Soil Vapor Extraction
- 80 vapor extraction (VE) wells, 9 dual extraction (RD) wells, and 7 bedrock extraction wells connected to a central processing plant
- Depth of VE wells- <10 feet (approximate depth to bedrock)
- Vapors treated using activated carbon adsorption
- Water extracted using the RD wells was treated by air stripping and carbon polishing
- Design air flow rate- 15,000 scfm at 13 inches of mercury (Hg) vacuum
- More than 14 enhancements were made to the system including varying the number and types of wells, heating the soil using several techniques, destroying contaminants in situ, and physically creating new flow paths
- ROD date: 12/21/84
- Revised ROD: 3/31/88
- Revised ROD: 7/20/96
|Remedial Project Manager:|
SARA Special Site Section
U.S. EPA Region 3
841 Chestnut Building
Philadelphia, PA 19107
Ciba Specialty Chemicals Corp.
P.O. Box 71
Toms River, NJ 08754
Volatile Organic Compounds:
Spills and waste disposal in lagoons
Type/Quantity of Media Treated:
Soil - 30,000 cubic yards
Purpose/Significance of Application:
SVE application involving more than 14 enhancements
Regulatory Requirements/Cleanup Goals:
The ROD specified cleanup goals of 0.05 mg/kg each for 1,2,3-trichloropropane, benzene, trichloroethene, and tetrachloroethene.
In addition, the cleanup goals were to be achieved within 26 months after startup of the SVE system. If cleanup goals had not been met within the first year of operation of the SVE system, supplemental measures were to implemented to improve the vacuum extraction process.

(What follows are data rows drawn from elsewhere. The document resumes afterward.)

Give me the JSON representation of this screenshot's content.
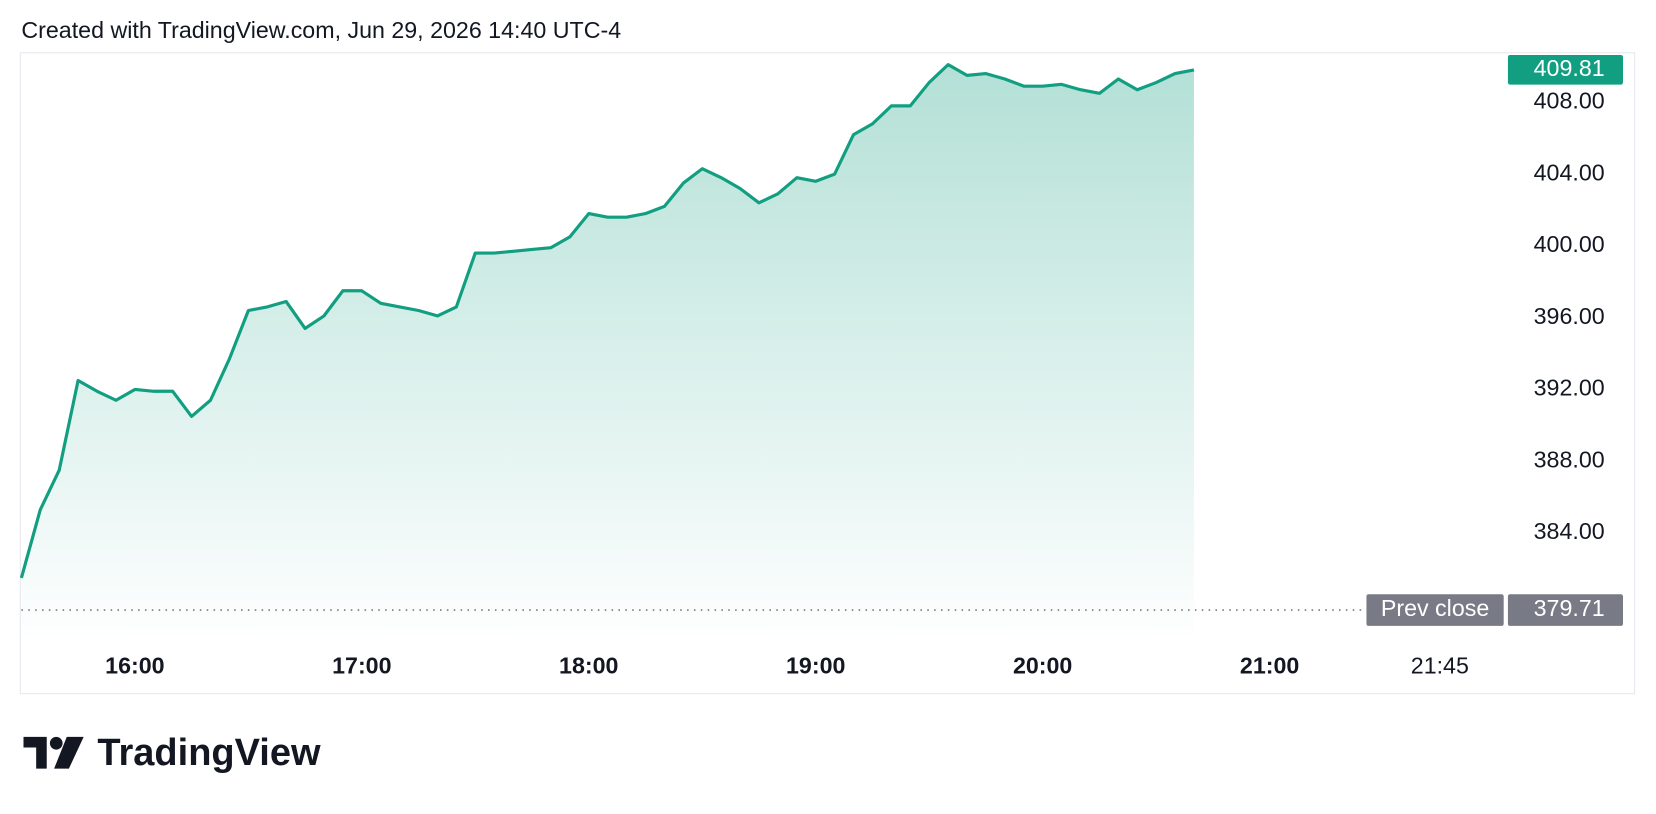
{
  "header": "Created with TradingView.com, Jun 29, 2026 14:40 UTC-4",
  "brand": "TradingView",
  "chart_data": {
    "type": "area",
    "x": [
      "15:30",
      "15:35",
      "15:40",
      "15:45",
      "15:50",
      "15:55",
      "16:00",
      "16:05",
      "16:10",
      "16:15",
      "16:20",
      "16:25",
      "16:30",
      "16:35",
      "16:40",
      "16:45",
      "16:50",
      "16:55",
      "17:00",
      "17:05",
      "17:10",
      "17:15",
      "17:20",
      "17:25",
      "17:30",
      "17:35",
      "17:40",
      "17:45",
      "17:50",
      "17:55",
      "18:00",
      "18:05",
      "18:10",
      "18:15",
      "18:20",
      "18:25",
      "18:30",
      "18:35",
      "18:40",
      "18:45",
      "18:50",
      "18:55",
      "19:00",
      "19:05",
      "19:10",
      "19:15",
      "19:20",
      "19:25",
      "19:30",
      "19:35",
      "19:40",
      "19:45",
      "19:50",
      "19:55",
      "20:00",
      "20:05",
      "20:10",
      "20:15",
      "20:20",
      "20:25",
      "20:30",
      "20:35",
      "20:40"
    ],
    "series": [
      {
        "color": "#129e80",
        "values": [
          381.5,
          385.3,
          387.5,
          392.5,
          391.9,
          391.4,
          392.0,
          391.9,
          391.9,
          390.5,
          391.4,
          393.7,
          396.4,
          396.6,
          396.9,
          395.4,
          396.1,
          397.5,
          397.5,
          396.8,
          396.6,
          396.4,
          396.1,
          396.6,
          399.6,
          399.6,
          399.7,
          399.8,
          399.9,
          400.5,
          401.8,
          401.6,
          401.6,
          401.8,
          402.2,
          403.5,
          404.3,
          403.8,
          403.2,
          402.4,
          402.9,
          403.8,
          403.6,
          404.0,
          406.2,
          406.8,
          407.8,
          407.8,
          409.1,
          410.1,
          409.5,
          409.6,
          409.3,
          408.9,
          408.9,
          409.0,
          408.7,
          408.5,
          409.3,
          408.7,
          409.1,
          409.6,
          409.81
        ]
      }
    ],
    "xlim": [
      "15:30",
      "22:03"
    ],
    "xticks": [
      "16:00",
      "17:00",
      "18:00",
      "19:00",
      "20:00",
      "21:00",
      "21:45"
    ],
    "ylim": [
      377.82,
      410.76
    ],
    "yticks": [
      {
        "value": 384,
        "label": "384.00"
      },
      {
        "value": 388,
        "label": "388.00"
      },
      {
        "value": 392,
        "label": "392.00"
      },
      {
        "value": 396,
        "label": "396.00"
      },
      {
        "value": 400,
        "label": "400.00"
      },
      {
        "value": 404,
        "label": "404.00"
      },
      {
        "value": 408,
        "label": "408.00"
      }
    ],
    "prev_close": 379.71,
    "prev_close_label": "Prev close",
    "prev_close_color": "#787b86"
  }
}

- The system initially removed about 10,000 lbs/month of VOC. However, between September and December 1989, extraction rates decreased to 2,000 lb/month. In response, Terra Vac implemented 14 enhancements in an attempt to improve system performance.
- While many of the SVE system enhancements (varying the number and types of wells in the system, heating the soil, destroying contaminants in situ, and physically creating new flow paths as a means to improve the diffusion rate) produced short-term improvements in the extraction rate, in all cases, the results were only temporary. (The report includes a detailed summary of all enhancements and the results of each).
- Results of soil borings taken after 32 months of operation showed that concentrations of 1,2,3-trichloropropane, benzene, trichloroethene, and tetrachloroethene remained above the cleanup goals. In a number of cases, the constituent concentrations reported were higher than pre-remediation concentrations.
- EPA subsequently determined that the SVE system was incapable of meeting the cleanup goals in a timely and cost effective manner, and amended the ROD to change the remedy to a wet soil cover.
The total actual cost for the SVE system was $43.4 million, including approximately $3.5 million for design and pilot studies, and $39.9 million in treatment costs, including construction and operation and maintenance costs.
Tyson's Dump Superfund site is a four-acre, abandoned septic waste and chemical waste disposal site reported to have operated from 1960 to 1970 in a sandstone quarry. Franklin P. Tyson and Fast Pollution Treatment, Inc. used lagoons on the eastern and western portions of the site to dispose of industrial, municipal, and chemical wastes. Results of soil samples from the lagoons taken during the Remedial Investigation indicated the presence of VOCs at concentrations that exceeded 500 mg/kg. A ROD was issued in 1984, specifying excavation and off-site disposal of contaminated soils. In response to the results of a study submitted by the RPs, EPA negotiated a partial consent decree to implement SVE and issued a revised ROD in 1988.
The initial design of the SVE system at Tyson's Dump included 80 vapor extraction wells, nine dual extraction wells, and seven bedrock extraction wells connected to a manifold that led to a central processing plant. Most of the VE wells were drilled to a depth of less than 10 feet (approximate depth to bedrock). Extracted vapors were treated by activated carbon adsorption, with regeneration and solvent recovery on site. Water extracted using the dual extraction wells was treated by air stripping and carbon polishing. VOC extraction rates for the system initally were about 10,000 lb/month. However, by December of 1989 the extraction rate decreased to about 2,000 lbs/month. The results of additional investigations performed by Terra Vac identified several conditions at the site that were limiting the diffusion rate of VOCs and adversely impacting the performance of the SVE system, including greater variation in the permeability, porosity, particle size, and moisture content of the soils than identified during previous investigations. In addition, DNAPL was found to be present over a larger area of the site than had previously been identified. In response, Terra Vac implemented 14 enhancements in an attempt to improve system performance. Many of the SVE system enhancements produced short-term improvements in the extraction rate. However, in all cases, the results were only temporary. After 32 months of operation, sample results showed that concentrations of 1,2,3-trichloropropane, benzene, trichloroethene, and tetrachloroethene remained above the cleanup goals. EPA subsequently determined that the SVE system was incapable of meeting the cleanup goals in a timely and cost effective manner, and amended the ROD to change the remedy to a wet soil cover.